Ms Sandberg has served as chief operating officer at the social media giant for 14 years. She joined from Google in 2008, four years before Facebook went public.
“When I took this job in 2008, I hoped I would be in this role for five years. Fourteen years later, it is time for me to write the next chapter of my life,” Ms Sandberg wrote on her Facebook page on Wednesday.
Ms Sandberg has led Facebook — now Meta’s — advertising business and was responsible for nurturing it from its infancy into an over 100 billion-dollar-a-year (£80 billion) powerhouse.
As the company’s second most-recognised face — after chief executive Mark Zuckerberg — Ms Sandberg has also become a polarising figure amid revelations of how some of her business decisions for Facebook helped propagate misinformation and hate speech.
As one of the most prominent female executives in the tech industry, she was also often criticised for not doing enough both for women and for others harmed by Facebook’s products. Her public-speaking expertise, her seemingly effortless ability to bridge the worlds of tech, business and politics served as a sharp contrast to Mr Zuckerberg, especially in Facebook’s early years.
But Mr Zuckerberg has since been catching up, trained in part for the several congressional hearings he has been called to testify in to defend Facebook’s practices.
Neither Ms Sandberg nor Mr Zuckerberg gave any indication that Ms Sandberg’s resignation was not her decision. But she has also appeared somewhat side-lined in recent years, with other executives close to Mr Zuckerberg, such as Chris Cox — who returned in 2020 as chief product officer after a year-long break from the company — becoming more prominent.

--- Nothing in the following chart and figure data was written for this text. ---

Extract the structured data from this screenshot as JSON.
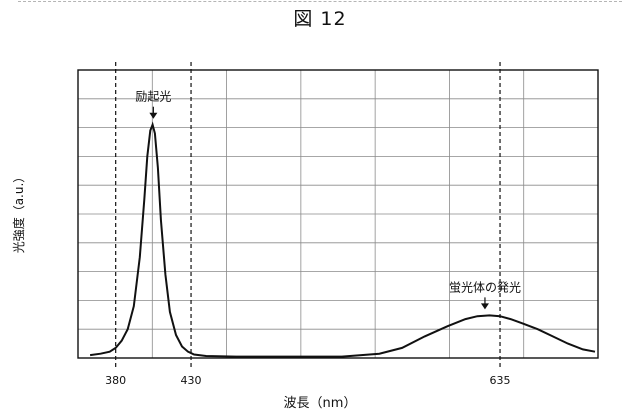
{
  "figure": {
    "title": "図 12"
  },
  "chart_data": {
    "type": "line",
    "title": "図 12",
    "xlabel": "波長（nm）",
    "ylabel": "光強度（a.u.）",
    "xlim": [
      355,
      700
    ],
    "ylim": [
      0,
      10
    ],
    "grid": true,
    "x_ticks": [
      {
        "value": 380,
        "label": "380"
      },
      {
        "value": 430,
        "label": "430"
      },
      {
        "value": 635,
        "label": "635"
      }
    ],
    "reference_lines": [
      380,
      430,
      635
    ],
    "series": [
      {
        "x": [
          363,
          370,
          376,
          380,
          384,
          388,
          392,
          396,
          399,
          401,
          403,
          404.5,
          406,
          408,
          410,
          413,
          416,
          420,
          424,
          428,
          432,
          440,
          460,
          500,
          530,
          555,
          570,
          585,
          600,
          612,
          620,
          628,
          635,
          642,
          650,
          660,
          670,
          680,
          690,
          698
        ],
        "y": [
          0.1,
          0.15,
          0.22,
          0.35,
          0.6,
          1.0,
          1.8,
          3.5,
          5.5,
          7.0,
          7.9,
          8.1,
          7.8,
          6.6,
          4.8,
          2.9,
          1.6,
          0.8,
          0.4,
          0.22,
          0.12,
          0.07,
          0.05,
          0.05,
          0.05,
          0.15,
          0.35,
          0.75,
          1.1,
          1.35,
          1.45,
          1.48,
          1.45,
          1.35,
          1.2,
          1.0,
          0.75,
          0.5,
          0.3,
          0.22
        ]
      }
    ],
    "annotations": [
      {
        "text": "励起光",
        "x": 405,
        "y": 8.1
      },
      {
        "text": "蛍光体の発光",
        "x": 625,
        "y": 1.48
      }
    ]
  }
}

Debra Aho Williamson, an analyst at Insider Intelligence, said Ms Sandberg had had “an enormous impact on Facebook, Meta, and the broader business world”.

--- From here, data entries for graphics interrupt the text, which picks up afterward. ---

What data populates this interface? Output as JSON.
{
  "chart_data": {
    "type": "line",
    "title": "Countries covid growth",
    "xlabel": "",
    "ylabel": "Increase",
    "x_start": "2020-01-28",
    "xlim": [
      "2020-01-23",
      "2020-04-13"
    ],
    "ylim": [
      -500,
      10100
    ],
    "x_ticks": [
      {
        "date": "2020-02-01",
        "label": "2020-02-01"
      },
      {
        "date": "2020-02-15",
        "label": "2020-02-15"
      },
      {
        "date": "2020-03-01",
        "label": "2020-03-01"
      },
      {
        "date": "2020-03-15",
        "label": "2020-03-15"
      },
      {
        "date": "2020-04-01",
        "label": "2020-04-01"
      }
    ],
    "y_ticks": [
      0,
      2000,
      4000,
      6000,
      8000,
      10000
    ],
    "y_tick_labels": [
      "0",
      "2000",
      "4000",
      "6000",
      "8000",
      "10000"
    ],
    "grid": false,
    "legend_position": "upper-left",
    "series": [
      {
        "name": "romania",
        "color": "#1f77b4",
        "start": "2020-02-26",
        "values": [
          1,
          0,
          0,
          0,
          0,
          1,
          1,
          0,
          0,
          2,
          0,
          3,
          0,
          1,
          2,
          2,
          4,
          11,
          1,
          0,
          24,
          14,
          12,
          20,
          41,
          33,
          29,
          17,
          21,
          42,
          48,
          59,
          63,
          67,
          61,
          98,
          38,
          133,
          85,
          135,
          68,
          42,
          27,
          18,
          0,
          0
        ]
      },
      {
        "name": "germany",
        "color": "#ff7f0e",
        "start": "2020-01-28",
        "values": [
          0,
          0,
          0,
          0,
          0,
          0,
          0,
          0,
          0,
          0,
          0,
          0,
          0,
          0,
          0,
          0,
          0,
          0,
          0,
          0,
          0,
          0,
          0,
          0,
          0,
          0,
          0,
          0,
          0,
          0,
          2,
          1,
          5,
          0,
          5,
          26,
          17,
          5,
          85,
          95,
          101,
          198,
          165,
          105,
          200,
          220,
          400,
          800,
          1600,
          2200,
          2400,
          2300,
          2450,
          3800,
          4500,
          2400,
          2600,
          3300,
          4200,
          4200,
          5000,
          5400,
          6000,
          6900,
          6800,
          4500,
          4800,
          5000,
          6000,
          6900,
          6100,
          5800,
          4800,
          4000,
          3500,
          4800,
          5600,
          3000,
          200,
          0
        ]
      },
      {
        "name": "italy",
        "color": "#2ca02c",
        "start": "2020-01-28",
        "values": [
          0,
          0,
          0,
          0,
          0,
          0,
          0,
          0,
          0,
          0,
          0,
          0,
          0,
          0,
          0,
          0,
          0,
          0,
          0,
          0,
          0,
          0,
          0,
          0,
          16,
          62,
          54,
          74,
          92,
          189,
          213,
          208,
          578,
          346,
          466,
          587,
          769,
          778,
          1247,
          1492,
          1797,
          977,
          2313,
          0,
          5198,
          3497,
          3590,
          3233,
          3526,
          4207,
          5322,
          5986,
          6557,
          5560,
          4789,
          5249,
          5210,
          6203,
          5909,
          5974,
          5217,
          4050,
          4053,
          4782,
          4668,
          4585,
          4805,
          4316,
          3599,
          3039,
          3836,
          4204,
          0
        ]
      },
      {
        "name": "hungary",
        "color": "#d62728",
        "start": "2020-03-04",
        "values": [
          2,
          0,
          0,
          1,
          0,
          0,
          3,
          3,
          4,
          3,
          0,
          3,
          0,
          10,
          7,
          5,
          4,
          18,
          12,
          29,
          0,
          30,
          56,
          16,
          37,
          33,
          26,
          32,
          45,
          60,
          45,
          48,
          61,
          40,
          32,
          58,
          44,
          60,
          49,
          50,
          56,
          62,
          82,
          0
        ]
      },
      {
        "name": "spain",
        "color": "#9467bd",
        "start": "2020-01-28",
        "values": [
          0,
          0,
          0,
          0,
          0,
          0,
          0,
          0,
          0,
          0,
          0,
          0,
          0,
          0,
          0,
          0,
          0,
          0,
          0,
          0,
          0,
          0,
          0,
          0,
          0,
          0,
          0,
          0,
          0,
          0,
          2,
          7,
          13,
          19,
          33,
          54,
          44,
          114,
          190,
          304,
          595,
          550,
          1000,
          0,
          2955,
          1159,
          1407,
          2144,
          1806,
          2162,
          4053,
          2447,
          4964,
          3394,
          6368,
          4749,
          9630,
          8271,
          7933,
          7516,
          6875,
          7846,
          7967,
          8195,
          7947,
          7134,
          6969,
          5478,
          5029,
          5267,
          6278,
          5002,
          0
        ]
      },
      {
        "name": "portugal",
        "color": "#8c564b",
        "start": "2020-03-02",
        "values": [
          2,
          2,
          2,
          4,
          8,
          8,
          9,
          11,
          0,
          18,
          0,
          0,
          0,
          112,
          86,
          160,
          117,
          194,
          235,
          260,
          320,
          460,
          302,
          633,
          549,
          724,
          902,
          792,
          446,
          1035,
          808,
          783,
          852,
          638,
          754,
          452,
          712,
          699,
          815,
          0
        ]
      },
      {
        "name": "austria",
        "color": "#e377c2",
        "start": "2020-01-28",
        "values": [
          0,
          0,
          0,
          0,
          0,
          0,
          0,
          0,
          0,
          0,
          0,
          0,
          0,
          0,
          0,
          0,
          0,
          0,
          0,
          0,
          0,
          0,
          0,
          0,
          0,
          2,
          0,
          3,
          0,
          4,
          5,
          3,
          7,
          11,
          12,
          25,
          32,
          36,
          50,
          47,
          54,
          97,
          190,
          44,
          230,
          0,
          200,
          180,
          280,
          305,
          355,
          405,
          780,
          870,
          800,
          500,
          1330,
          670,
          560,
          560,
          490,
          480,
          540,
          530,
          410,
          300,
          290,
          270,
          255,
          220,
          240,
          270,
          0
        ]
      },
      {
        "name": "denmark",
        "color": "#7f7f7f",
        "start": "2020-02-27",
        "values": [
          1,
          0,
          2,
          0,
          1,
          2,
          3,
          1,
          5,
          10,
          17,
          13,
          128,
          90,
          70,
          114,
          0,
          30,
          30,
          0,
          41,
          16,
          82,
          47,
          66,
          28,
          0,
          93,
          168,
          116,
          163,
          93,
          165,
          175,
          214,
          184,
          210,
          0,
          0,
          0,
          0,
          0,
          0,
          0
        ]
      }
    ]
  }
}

She added: “(Ms Sandberg) helped Facebook build a world-class ad-buying platform and develop ground-breaking ad formats.”
However, Ms Williamson said, Facebook had also faced “huge scandals” under Ms Sandberg’s watch — including the 2016 US presidential election, the Cambridge Analytica privacy debacle in 2018, and the 2021 riot at the US Capitol.
And now, Meta is “facing a slowdown in user growth and ad revenue that is now testing the business foundation that the company was built on,” she said.
“The company needs to find a new way forward, and perhaps this was the best time for Sandberg to depart.”
Ms Sandberg is leaving Meta in the fall and will continue to serve on the company’s board.
Mr Zuckerberg said in his own Facebook post that Javier Olivan, who currently oversees key functions at Meta’s four main apps — Facebook, Instagram, WhatsApp and Messenger — will serve as Meta’s new chief operating officer. But it will be a different job than the one Ms Sandberg held for the past 14 years.
“It will be a more traditional COO role where Javi will be focused internally and operationally, building on his strong track record of making our execution more efficient and rigorous,” Mr Zuckerberg wrote.
While Ms Sandberg has long been Mr Zuckerberg’s No 2, even sitting next to him — pre-pandemic, at least — in the company’s Menlo Park, California, headquarters, she also had a very public-facing job, meeting with politicians, holding focus groups and speaking out on issues such as women in the workplace and, most recently, abortion.
Ms Sandberg, who lost her husband Dave Goldberg suddenly in 2015, said she is “not entirely sure what the future will bring”.
“But I know it will include focusing more on my foundation and philanthropic work, which is more important to me than ever given how critical this moment is for women,” she wrote, adding that she is also getting married this summer and that parenting their expanded family of five children will also be a part of this future.